What struck me as I listened to him was that the key to his choosing life was a simple acceptance of himself just as he was.  That acceptance freed him to grow and challenge the limitations.

He shared that often his speaking engagements are with Children and Youth.  Having worked with Youth for almost half of my ministry, I remember just how those I served struggled to find self-acceptance.  Many were terrified of not being accepted by others to whom they gave the power to determine their value.  Most sought to discover exactly what to say and do, what to wear, how to wear their hair, with whom to be seen, so that they would not become the object of derision, or worse yet, simply a cipher.
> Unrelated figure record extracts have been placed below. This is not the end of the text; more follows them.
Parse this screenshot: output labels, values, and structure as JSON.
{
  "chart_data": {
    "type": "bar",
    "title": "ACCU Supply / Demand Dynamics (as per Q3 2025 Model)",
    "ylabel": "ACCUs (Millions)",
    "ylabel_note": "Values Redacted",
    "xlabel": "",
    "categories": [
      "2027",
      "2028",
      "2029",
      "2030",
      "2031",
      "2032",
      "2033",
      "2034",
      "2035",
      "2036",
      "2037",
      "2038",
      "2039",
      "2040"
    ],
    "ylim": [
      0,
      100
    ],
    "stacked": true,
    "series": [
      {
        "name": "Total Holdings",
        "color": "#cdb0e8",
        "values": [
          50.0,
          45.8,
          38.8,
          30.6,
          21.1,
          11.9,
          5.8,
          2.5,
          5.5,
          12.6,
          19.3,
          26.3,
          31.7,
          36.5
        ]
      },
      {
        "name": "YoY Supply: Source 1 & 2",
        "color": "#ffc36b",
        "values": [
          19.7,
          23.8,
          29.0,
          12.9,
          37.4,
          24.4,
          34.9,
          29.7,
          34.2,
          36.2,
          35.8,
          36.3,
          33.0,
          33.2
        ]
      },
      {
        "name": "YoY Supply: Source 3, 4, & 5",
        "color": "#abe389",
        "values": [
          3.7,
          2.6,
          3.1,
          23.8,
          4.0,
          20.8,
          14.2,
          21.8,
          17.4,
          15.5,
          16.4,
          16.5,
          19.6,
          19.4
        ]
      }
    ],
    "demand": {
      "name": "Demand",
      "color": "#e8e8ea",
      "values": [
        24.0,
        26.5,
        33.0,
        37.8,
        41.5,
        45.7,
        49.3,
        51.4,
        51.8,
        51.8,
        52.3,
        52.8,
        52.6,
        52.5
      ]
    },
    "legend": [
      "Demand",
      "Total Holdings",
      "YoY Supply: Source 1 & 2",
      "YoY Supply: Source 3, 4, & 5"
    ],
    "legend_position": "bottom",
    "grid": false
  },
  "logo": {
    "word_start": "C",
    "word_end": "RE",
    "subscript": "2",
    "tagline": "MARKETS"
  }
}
Rod’s message of finding self-acceptance in the body of a Quadriplegic seems to me to have potential for freeing those who see themselves as unacceptable for any reason.

Mary Ann has had to find a way to accept her value having lost many of the abilities that had provided a sense of worth.  In her case, the Parkinson’s provided the challenge to her self-acceptance.  She seems to have done remarkably well at moving through her days with a certain confidence about who she is.

When I retired, I began a journey toward a new understanding of myself that did not revolve around my profession.  The journey toward self-acceptance is not over.

Each of us as we move from one time to another in our lives, leave behind certain abilities, relationships, untraveled paths.  We all need to find the way to some level of self-acceptance to be free to live.

The courage of a Quadriplegic informs all of us as uncooperative limbs cease to define his worth and value.  He is what he is.  Knowing that, he has become more than he could have imagined.